Several working examples can be found in the s11n source tree: src/client/sample/*.cpp.

Specific de/serialize implementations can, of course, get much more complex, but the general approach is just as straightforward as shown here, pretty much regardless of the type of data being de/serialized. Template methods do all of the type-juggling for the client, removing a lot of the work traditionally associated with serialization. Also, deserialization is almost always a mirror-image of serialization, so the interface is fairly simple to get used to.

A serializable interface can be further customized, e.g. to accept more arguments, but that is generally not necessary, and requires a good understanding of the underlying architecture.

Side-note: error handling
The above example has a distinct lack of error checking for three reasons:
  1. Brevity - they would make the examples less readable.
  2. The exact meaning of "error" is necessarily client-dependent. e.g., in some cases a missing child node or property is an error and in others it is not.
  3. In practice, errors are much more likely to happen at the parsing or file i/o levels, far away from these functions. It is particularly unlikely that serialization will fail, as opposed to deserialization.
Error handling is covered in more detail in the library manual.

And now the good part...

After the above code is in place, FooClass becomes a full-rights player in the s11n framework, and can be de/serialized via the same easy interface used for all Serializable Types. (What does that really mean? RTFM. :)

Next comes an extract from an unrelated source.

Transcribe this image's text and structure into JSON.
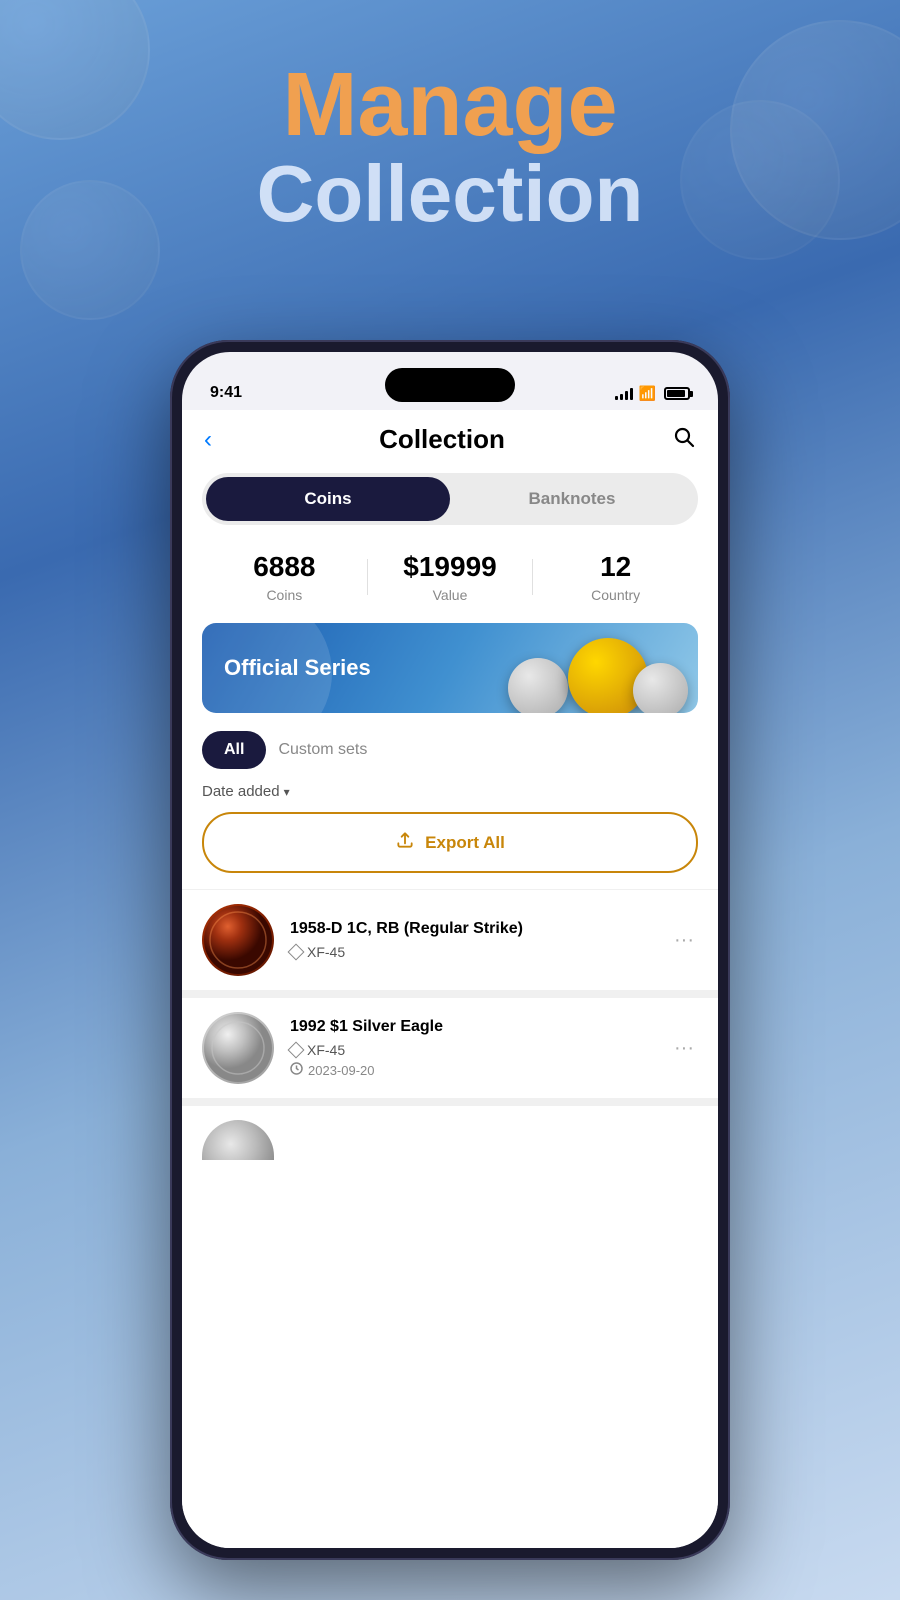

Now let's save a FooClass. There are many different options for how to do this. The simplest is:
#include <s11n.net/s11n/s11nlite.hpp>
...
FooClass myfoo;
...
bool worked = s11nlite::save( myfoo, "somefile.s11n" );
Easy, eh?

As with saving, for loading there are several options, but this is the simplest:
FooClass * myfoo =
      s11nlite::load_serializable<FooClass>( "somefile.s11n" );
Or we can deserialize directly into an existing FooClass object, as opposed to creating a new one as in the above example:
s11nlite::node_type * node = s11nlite::load_node( "somefile.s11n" );
if( ! node ) { ... error loading data ... }
bool worked = s11nlite::deserialize( *node, myfoo );
For many cases, the FooClass sample will do as a basis for serializing client-side types. There are easy-to-implement options for making a type Serializable without editing it (without it even knowing it's participating!). The documentation goes into much more detail about the topic of how to implement a Serializable interface, and examples exist in the source tree: src/client/sample/*.cpp.